Babe felt silence, motionlessness in the house. Every piece of furniture seemed to say
Ash is gone.
She looked about the room, seeing the moody Corot woodscape over the fireplace, all the small doodads and objects that had been Ash’s enthusiasms and now, without her, seemed pitiful and meaningless, like abandoned pups.
“First stop, a drink, yes?” Dunk said.
“Isn’t it a little early for that?”
“You know what the Countess Rothschild used to say—‘Oh, well, what the hell’”
He mixed martinis, strained them carefully into two glasses, and garnished them with garlic olives. He came across the livingroom and handed Babe one. They settled onto facing couches.
She studied his face, the squarely set eyes, the bobsled nose and dimpled chin, the long curling lashes, all the physical details that had been Ash’s obsession. And Dina Alstetter’s. And, once upon a time, hers too. It seemed peculiar: Ash gone, the obsession surviving.
“It’s sweet of you to come by,” he said. “You look more and more terrific every day.”

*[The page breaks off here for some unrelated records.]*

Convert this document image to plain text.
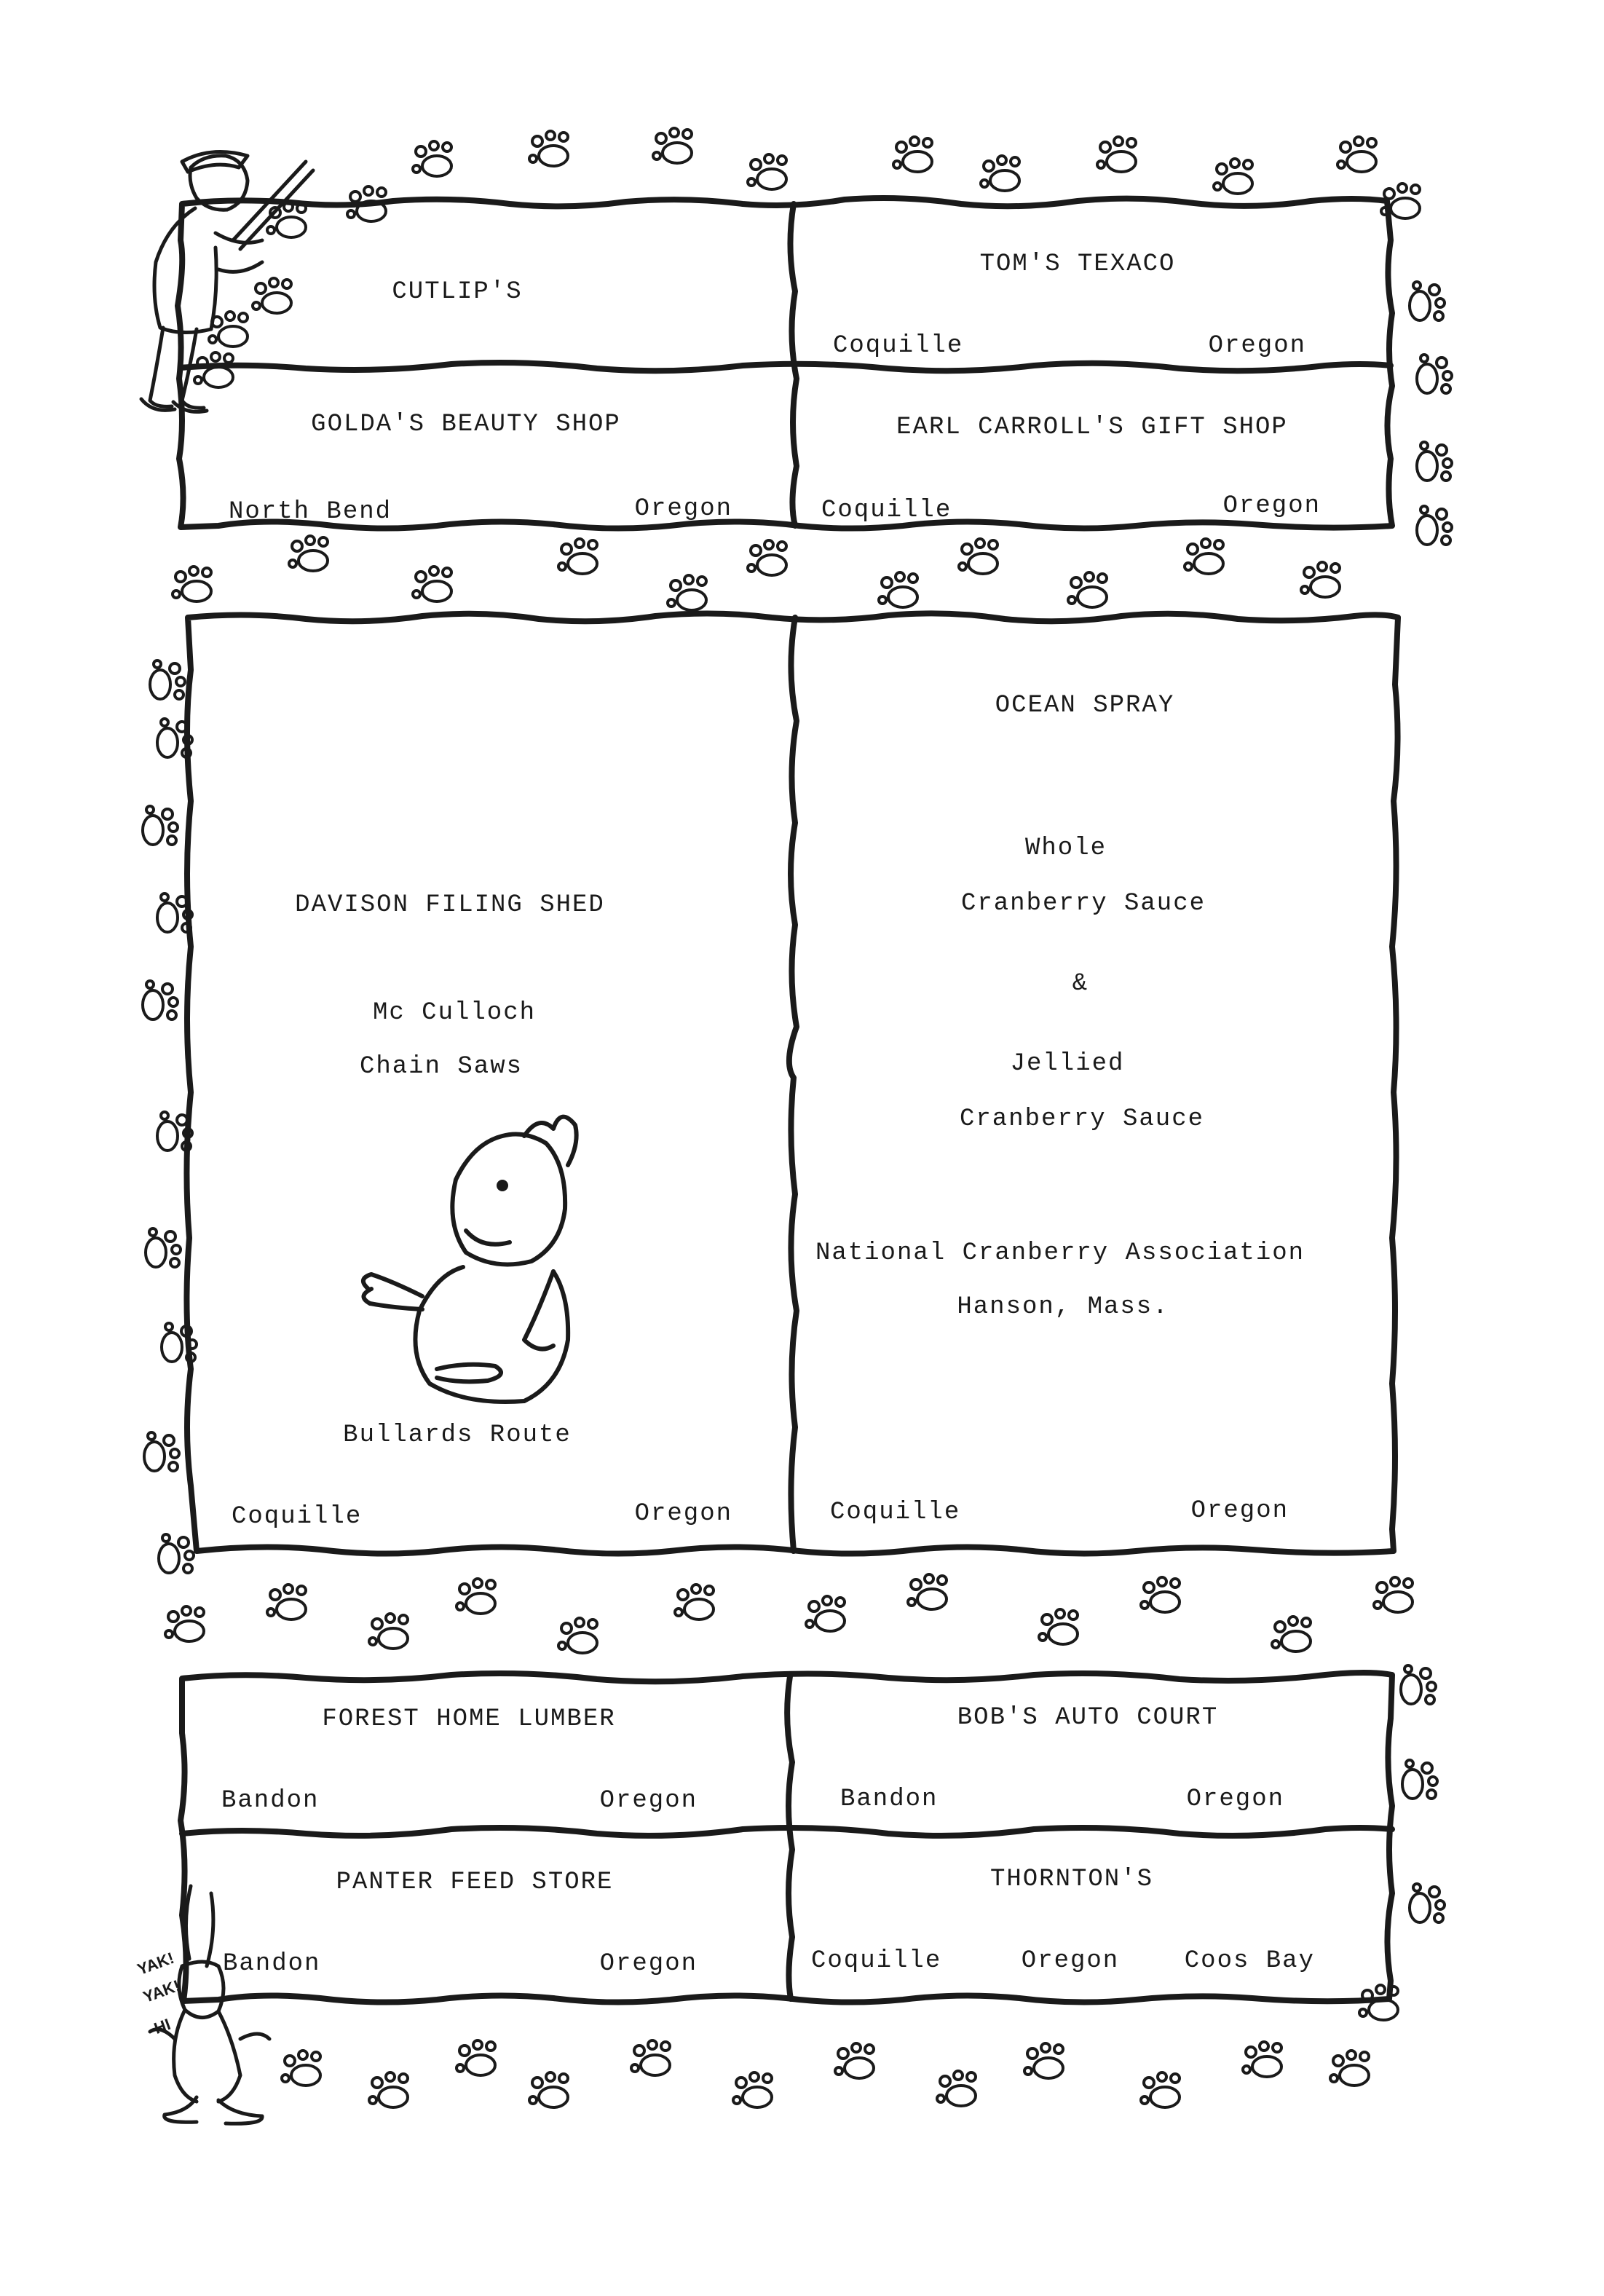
CUTLIP'S
TOM'S TEXACO
Coquille	Oregon
GOLDA'S BEAUTY SHOP
North Bend	Oregon
EARL CARROLL'S GIFT SHOP
Coquille	Oregon
DAVISON FILING SHED
Mc Culloch
Chain Saws
Bullards Route
Coquille	Oregon
OCEAN SPRAY
Whole
Cranberry Sauce
&
Jellied
Cranberry Sauce
National Cranberry Association
Hanson, Mass.
Coquille	Oregon
FOREST HOME LUMBER
Bandon	Oregon
BOB'S AUTO COURT
Bandon	Oregon
PANTER FEED STORE
Bandon	Oregon
THORNTON'S
Coquille	Oregon	Coos Bay
YAK!
YAK!
HI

There were dark lines under Dunk Canfield’s eyes, accentuated by his deep tan, and they seemed to speak of weeks of sleeplessness. A yachting cap sat rakishly atilt his hair, bleached from the Corfu sun.
“How are you, Dunk?”
“It’s been one of those days. It’s been one of those lives.” His posture sagged and his head hung forward. “I loved her. I was a rotten bastard to her, but I loved her. We weren’t always the best lovers or the best friends—as you well know—but damn it, we knew how to have fun. She was my best playmate ever. And we were just getting back together. And this time it would have worked. I know it would have.”